Expand description
GPU program fusion - collapses multiple sequential vyre Program dispatches
into a single fused program for single-GPU-dispatch execution.
keyhog currently dispatches the AC literal-set program, decode programs,
and MoE scoring programs sequentially. Vyre’s fuse_programs /
fuse_programs_vec merge compatible programs into one fused Program,
eliminating per-dispatch overhead (encoder record, submit, poll) and
enabling cross-program data reuse on-chip.
§Design
At scanner compile time, this module attempts to fuse the AC literal-set
program with any active decode programs into a single vyre::Program.
The fused program is cached alongside individual programs in the same
on-disk cache directory (~/.cache/keyhog/programs/), keyed by a
SHA-256 of the constituent program IR hashes.

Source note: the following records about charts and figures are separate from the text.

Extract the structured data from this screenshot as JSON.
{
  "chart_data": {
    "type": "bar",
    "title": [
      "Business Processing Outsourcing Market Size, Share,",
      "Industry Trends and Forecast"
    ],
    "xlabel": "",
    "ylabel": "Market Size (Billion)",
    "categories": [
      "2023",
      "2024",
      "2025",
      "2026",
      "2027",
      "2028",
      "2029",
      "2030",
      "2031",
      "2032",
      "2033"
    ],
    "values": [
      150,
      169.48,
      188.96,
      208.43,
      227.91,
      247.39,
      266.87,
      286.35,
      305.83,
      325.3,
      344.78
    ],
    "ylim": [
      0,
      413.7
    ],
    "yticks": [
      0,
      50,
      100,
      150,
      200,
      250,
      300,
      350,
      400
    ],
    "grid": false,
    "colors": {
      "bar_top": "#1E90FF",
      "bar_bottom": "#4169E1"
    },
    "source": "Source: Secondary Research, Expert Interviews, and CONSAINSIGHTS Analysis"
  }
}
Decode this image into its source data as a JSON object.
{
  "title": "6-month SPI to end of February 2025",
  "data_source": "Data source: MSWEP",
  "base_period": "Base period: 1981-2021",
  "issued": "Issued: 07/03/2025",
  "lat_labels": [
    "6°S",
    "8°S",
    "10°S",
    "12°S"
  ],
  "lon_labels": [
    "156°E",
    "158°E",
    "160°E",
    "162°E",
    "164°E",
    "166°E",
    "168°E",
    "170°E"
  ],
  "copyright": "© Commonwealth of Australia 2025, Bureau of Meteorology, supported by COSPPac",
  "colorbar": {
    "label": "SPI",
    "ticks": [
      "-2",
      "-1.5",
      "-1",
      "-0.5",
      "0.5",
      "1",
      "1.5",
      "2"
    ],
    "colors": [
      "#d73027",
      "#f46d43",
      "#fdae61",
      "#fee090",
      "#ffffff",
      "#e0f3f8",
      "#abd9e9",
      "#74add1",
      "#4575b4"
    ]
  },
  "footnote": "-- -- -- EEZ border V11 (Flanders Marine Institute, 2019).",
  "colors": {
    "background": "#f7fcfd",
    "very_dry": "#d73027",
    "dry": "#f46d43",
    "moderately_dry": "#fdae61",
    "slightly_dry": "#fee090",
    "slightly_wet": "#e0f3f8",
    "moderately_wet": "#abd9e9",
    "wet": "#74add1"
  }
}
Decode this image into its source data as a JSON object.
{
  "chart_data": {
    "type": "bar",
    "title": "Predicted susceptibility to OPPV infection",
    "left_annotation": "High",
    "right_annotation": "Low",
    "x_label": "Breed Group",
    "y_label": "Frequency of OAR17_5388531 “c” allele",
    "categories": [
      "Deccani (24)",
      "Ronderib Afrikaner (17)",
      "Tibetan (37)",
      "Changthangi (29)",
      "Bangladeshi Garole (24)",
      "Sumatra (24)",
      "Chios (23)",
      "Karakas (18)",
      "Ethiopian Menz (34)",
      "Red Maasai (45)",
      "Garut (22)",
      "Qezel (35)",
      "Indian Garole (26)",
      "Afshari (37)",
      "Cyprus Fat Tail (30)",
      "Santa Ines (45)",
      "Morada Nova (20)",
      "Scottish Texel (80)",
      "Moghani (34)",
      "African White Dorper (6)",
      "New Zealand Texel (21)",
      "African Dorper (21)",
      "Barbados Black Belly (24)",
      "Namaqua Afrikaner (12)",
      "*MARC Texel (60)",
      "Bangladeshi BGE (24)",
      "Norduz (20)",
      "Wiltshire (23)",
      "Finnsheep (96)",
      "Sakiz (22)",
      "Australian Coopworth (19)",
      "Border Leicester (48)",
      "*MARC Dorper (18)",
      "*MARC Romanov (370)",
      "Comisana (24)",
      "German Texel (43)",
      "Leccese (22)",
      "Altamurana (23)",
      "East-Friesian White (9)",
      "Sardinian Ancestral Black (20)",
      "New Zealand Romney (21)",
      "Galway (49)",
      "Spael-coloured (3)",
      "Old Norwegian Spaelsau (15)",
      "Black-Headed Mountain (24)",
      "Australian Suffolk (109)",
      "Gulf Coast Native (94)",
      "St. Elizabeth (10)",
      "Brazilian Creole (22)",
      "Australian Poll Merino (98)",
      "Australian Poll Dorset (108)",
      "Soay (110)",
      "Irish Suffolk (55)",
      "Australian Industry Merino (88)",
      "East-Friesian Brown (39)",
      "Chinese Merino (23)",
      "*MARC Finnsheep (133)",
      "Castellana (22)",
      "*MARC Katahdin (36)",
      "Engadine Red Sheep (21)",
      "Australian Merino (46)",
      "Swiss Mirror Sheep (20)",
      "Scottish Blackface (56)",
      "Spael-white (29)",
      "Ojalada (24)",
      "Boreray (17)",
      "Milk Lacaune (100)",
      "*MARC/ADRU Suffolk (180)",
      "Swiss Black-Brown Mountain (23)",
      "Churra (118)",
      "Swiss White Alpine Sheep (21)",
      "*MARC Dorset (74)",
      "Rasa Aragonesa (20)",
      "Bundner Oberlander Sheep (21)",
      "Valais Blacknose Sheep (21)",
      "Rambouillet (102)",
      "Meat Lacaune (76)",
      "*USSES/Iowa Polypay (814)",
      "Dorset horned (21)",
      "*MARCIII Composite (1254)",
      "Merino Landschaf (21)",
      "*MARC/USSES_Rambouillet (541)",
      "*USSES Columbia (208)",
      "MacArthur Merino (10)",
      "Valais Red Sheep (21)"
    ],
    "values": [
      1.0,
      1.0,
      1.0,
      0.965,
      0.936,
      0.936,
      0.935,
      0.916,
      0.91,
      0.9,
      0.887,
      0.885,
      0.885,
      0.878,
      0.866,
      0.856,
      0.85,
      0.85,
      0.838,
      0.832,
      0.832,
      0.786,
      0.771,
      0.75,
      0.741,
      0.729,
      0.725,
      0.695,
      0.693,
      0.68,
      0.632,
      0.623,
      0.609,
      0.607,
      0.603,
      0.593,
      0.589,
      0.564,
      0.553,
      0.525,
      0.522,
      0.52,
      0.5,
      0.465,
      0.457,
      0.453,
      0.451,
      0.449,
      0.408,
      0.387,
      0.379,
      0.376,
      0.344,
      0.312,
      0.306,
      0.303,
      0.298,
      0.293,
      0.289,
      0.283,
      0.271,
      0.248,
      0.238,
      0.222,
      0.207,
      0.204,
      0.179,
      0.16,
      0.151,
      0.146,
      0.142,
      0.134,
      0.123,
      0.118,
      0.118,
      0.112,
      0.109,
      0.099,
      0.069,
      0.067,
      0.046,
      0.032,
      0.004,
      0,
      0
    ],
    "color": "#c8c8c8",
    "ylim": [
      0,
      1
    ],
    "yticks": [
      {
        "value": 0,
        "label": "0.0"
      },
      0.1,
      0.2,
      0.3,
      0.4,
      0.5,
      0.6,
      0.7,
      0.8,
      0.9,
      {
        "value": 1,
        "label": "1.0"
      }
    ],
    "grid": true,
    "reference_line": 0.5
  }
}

If fusion fails (incompatible buffer layouts, over-dispatch geometry, self-aliasing), the module logs the failure and the scanner falls back to sequential dispatch. This is a pure optimization - correctness is never compromised.
§Usage
The fused program is lazily initialized via OnceLock on first access.
CompiledScanner::fused_program() returns Option<&vyre::Program>.
The dispatch path in gpu_dispatch.rs checks for the fused program
first and uses it in preference to sequential individual dispatches.